Tuesday, March 08, 2005

The Blind Woman's Dreams

"Every cell in my body feels an undefinable pain... Oh so much pain... makes me wishing for a peaceful kiss of death.. And just when I feel the lava of my heart burning through my eyes, I see you. I feel you even more and more and that makes me weaker than you. You were once my strength, my pride, my reasoning.. you were once me. But now you're torn apart and I'm torn away.. How do you handle it all? I wish I could find a way to ask you that, but I know I wont. I wish could gather the strength from you, just enough to fight back and end this, once and for all, but I know I wont. I wish for so much for You to see. So much I wanted to show you.. but then God stopped listening.
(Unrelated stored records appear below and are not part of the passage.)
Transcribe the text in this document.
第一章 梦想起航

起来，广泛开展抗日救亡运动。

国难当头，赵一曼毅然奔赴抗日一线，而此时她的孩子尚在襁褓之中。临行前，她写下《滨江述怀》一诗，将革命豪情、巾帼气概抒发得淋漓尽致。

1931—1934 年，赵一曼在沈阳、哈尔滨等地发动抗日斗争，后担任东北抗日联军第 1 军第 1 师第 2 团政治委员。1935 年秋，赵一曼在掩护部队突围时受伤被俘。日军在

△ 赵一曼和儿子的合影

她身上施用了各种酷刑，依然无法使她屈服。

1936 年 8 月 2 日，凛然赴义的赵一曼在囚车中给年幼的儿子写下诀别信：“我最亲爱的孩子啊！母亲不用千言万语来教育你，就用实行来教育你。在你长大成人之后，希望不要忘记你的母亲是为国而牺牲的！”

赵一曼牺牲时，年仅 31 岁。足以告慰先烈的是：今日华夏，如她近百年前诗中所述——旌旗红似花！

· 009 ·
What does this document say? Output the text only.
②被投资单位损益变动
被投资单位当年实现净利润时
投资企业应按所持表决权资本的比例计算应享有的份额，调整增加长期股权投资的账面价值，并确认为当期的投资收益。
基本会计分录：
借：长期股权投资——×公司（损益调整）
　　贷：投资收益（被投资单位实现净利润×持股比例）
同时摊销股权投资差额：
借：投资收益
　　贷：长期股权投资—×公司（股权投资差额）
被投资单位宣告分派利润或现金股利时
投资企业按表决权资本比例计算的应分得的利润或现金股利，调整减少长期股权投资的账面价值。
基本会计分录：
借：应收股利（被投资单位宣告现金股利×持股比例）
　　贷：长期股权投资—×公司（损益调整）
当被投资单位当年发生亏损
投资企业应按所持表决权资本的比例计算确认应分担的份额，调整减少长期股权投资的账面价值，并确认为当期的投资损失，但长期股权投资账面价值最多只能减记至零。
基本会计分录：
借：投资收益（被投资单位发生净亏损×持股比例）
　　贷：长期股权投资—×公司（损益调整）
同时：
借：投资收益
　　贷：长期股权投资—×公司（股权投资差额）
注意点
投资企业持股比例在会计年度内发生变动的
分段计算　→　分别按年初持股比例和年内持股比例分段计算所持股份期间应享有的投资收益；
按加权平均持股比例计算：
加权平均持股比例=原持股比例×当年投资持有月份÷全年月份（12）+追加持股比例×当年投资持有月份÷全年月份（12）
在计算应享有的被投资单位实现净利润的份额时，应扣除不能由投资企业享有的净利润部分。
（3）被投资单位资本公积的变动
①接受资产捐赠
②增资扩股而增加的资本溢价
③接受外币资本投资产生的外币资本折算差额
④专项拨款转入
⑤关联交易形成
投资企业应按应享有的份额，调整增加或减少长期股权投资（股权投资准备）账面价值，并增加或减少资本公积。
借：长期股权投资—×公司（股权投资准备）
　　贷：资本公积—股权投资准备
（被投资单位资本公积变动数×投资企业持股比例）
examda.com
I don't ask anymore."

A Passage From her Diary "The Blind Woman's Dreams"

Wednesday, March 02, 2005

Is it worth it?

A thought has been teasing me for sometime now.. I dont know why I think this way but I do.. can't really help it. If I go to heaven someday and find that everyone that I ever cared for, ever loved, ever wanted to spend my time with... is not there and will never be... is it worth it... to stay there and be part of something so beautiful but without the people u cared for? why does this thought bother me so much.. I dont know.. but I do know.. if I dont see that there in the heaven... to me it's not worth it. I dont know if people would agree with me but then again... I never really gave a crap about that.